A Catmull-Rom spline is a $C^1$ (but not $C^2$) function, that is, its first derivative is continuous (but its second derivative might not be). However, there are splines that have $C^2$ or, in general, $C^k$ continuity.
In practice, for the purpose of interpolation, what is the difference between a $C^1$ spline (like the Catmull-Rom spline) as opposed to a $C^2$ spline? Why is the smoothness really important? How does it affect the modeling or interpolation? So, how do I determine if I need a $C^1$ or $C^2$ or, in general, $C^k$ spline as opposed to any other spline?

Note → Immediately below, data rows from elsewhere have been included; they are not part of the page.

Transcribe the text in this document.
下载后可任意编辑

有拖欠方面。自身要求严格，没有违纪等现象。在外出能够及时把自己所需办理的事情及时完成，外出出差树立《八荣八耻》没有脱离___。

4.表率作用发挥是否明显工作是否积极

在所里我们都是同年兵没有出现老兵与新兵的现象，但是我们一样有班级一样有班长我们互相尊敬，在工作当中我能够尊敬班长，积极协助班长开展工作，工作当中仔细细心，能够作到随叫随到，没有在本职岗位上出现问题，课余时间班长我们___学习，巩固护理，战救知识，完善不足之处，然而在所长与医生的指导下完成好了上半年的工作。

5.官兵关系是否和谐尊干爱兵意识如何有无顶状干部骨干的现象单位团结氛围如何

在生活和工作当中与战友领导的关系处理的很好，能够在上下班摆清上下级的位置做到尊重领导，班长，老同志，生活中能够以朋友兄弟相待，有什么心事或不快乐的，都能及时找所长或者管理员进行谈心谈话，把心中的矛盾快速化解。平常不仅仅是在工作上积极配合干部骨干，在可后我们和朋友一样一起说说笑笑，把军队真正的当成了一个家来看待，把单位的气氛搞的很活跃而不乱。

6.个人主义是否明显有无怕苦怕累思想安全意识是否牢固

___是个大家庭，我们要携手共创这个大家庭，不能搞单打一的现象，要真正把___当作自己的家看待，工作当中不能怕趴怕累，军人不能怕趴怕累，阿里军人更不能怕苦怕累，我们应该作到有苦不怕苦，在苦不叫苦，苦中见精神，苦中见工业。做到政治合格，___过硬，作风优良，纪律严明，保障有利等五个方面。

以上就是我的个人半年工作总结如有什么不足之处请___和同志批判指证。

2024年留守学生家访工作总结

I'll give an example: Recently, I had a pointset $\{x_i, y_i\}$ which came from discretization of second order ODE $y'' + p(x)y' + q(x)y = f$. Then I wanted a continuous representation of the pointset, so I created a spline interpolant $s$ out of it. Now what is the error of the interpolant? You compute $$ \left\| s'' + ps' + qs - f\right\| $$
Ok, so I needed at least a $C^{2}$ spline, otherwise I can't compute $s''$. Turns out, this was bad, because if I only used a $C^2$ spline, I just had line segments between interpolation points, and those line segments said my error was worse than it really was. So I used a quintic spline, whose second derivative is a cubic spline, which gave me a really nice approximation of $s''$ to $u''$.
So that's an example! There are a million reasons why you'd choose differing level of smoothness in practice.